Shingles occurs when the varicella virus present in the body of an adult or child who has had chickenpox migrates to the dorsal root ganglian cells located in nerves. The virus may stay dormant for years. In some people, however, it becomes active and spreads throughout nerves in the entire nervous system, causing the symptoms of shingles: clusters of rash-like red bumps that usually develop on the trunk or face of one side of the body. After several days, the bumps become small, fluid-filled blisters that crust over and become itchy and painful. Some children with shingles may be tired, achy and experience chills or a fever.
Why Do Some Children Develop Shingles?
No one knows for certain why some children develop shingles and others don’t, but there are a few factors that can increase the risk of the disease. Children with weakened immune systems, such as those how have cancer or are undergoing medical treatment for other health problems, have a greater chance of developing shingles. In addition, children whose mothers had chickenpox during their pregnancy or who contracted chickenpox as a baby — before they reached 1 year of age — also are at higher risk for having the disease.
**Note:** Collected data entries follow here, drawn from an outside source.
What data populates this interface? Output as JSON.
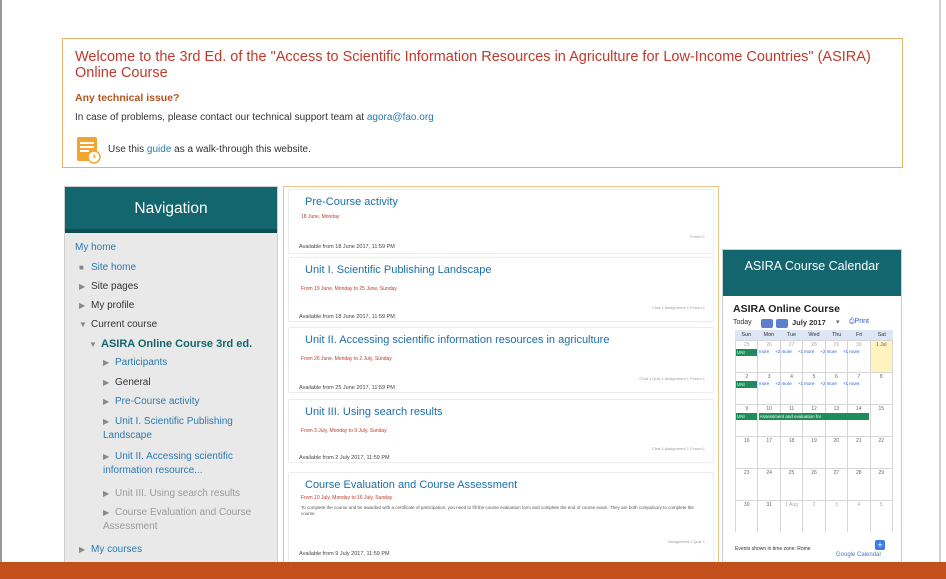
{
  "welcome": {
    "title": "Welcome to the 3rd Ed. of the \"Access to Scientific Information Resources in Agriculture for Low-Income Countries\" (ASIRA) Online Course",
    "issue_heading": "Any technical issue?",
    "support_text": "In case of problems, please contact our technical support team at",
    "support_email": "agora@fao.org",
    "guide_prefix": "Use this",
    "guide_link": "guide",
    "guide_suffix": "as a walk-through this website."
  },
  "navigation": {
    "title": "Navigation",
    "my_home": "My home",
    "site_home": "Site home",
    "site_pages": "Site pages",
    "my_profile": "My profile",
    "current_course": "Current course",
    "course_name": "ASIRA Online Course 3rd ed.",
    "items": [
      "Participants",
      "General",
      "Pre-Course activity",
      "Unit I. Scientific Publishing Landscape",
      "Unit II. Accessing scientific information resource...",
      "Unit III. Using search results",
      "Course Evaluation and Course Assessment"
    ],
    "my_courses": "My courses"
  },
  "sections": [
    {
      "title": "Pre-Course activity",
      "date": "18 June, Monday",
      "links": "Forum 1",
      "available": "Available from 18 June 2017, 11:59 PM"
    },
    {
      "title": "Unit I. Scientific Publishing Landscape",
      "date": "From 19 June, Monday to 25 June, Sunday",
      "links": "Chat 1  Assignment 1  Forum 1",
      "available": "Available from 18 June 2017, 11:59 PM"
    },
    {
      "title": "Unit II. Accessing scientific information resources in agriculture",
      "date": "From 26 June, Monday to 2 July, Sunday",
      "links": "Chat 1  Quiz 1  Assignment 1  Forum 1",
      "available": "Available from 25 June 2017, 11:59 PM"
    },
    {
      "title": "Unit III. Using search results",
      "date": "From 3 July, Monday to 9 July, Sunday",
      "links": "Chat 1  Assignment 1  Forum 1",
      "available": "Available from 2 July 2017, 11:59 PM"
    },
    {
      "title": "Course Evaluation and Course Assessment",
      "date": "From 10 July, Monday to 16 July, Sunday",
      "description": "To complete the course and be awarded with a certificate of participation, you need to fill the course evaluation form and complete the end of course exam. They are both compulsory to complete the course.",
      "links": "Assignment 1  Quiz 1",
      "available": "Available from 9 July 2017, 11:59 PM"
    }
  ],
  "calendar": {
    "block_title": "ASIRA Course Calendar",
    "title": "ASIRA Online Course",
    "today_label": "Today",
    "month_label": "July 2017",
    "print_label": "Print",
    "weekdays": [
      "Sun",
      "Mon",
      "Tue",
      "Wed",
      "Thu",
      "Fri",
      "Sat"
    ],
    "weeks": [
      [
        "25",
        "26",
        "27",
        "28",
        "29",
        "30",
        "1 Jul"
      ],
      [
        "2",
        "3",
        "4",
        "5",
        "6",
        "7",
        "8"
      ],
      [
        "9",
        "10",
        "11",
        "12",
        "13",
        "14",
        "15"
      ],
      [
        "16",
        "17",
        "18",
        "19",
        "20",
        "21",
        "22"
      ],
      [
        "23",
        "24",
        "25",
        "26",
        "27",
        "28",
        "29"
      ],
      [
        "30",
        "31",
        "1 Aug",
        "2",
        "3",
        "4",
        "5"
      ]
    ],
    "event_unit_label": "UNI",
    "more_label": "+1 more",
    "more_labels": [
      "+1 more",
      "+2 more",
      "+1 more",
      "+2 more",
      "+1 more"
    ],
    "assessment_event": "Assessment and evaluation for",
    "footer_text": "Events shown in time zone: Rome",
    "google_label": "Google Calendar",
    "accent": "#14666e"
  }
}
Left on its own, the crusty rash that develops with shingles heals and goes away within seven to 10 days without any specific treatment. Pain medication such as acetaminophen may be used to help ease your child’s pain. Cold compresses, oatmeal baths and calamine lotion may also help to decrease the itching associated with the rash.
Although shingles is contagious, it can only be transmitted to others if they come into direct contact with the rash. Because of that, your child can still go to school after the rash has developed crusts if the rashes are located on parts of his body that can stay completely covered up and if he doesn’t have a fever or suffer from headaches and fatigue. You should, however, still check with your child’s school.
When to Call Your Doctor
Contact your child’s pediatrician if the rash does not go away after two weeks; if the fluid-filled blisters appear to worsen, become bright red and painful or start to fill with pus; or if the rash is located close to your child’s eyes.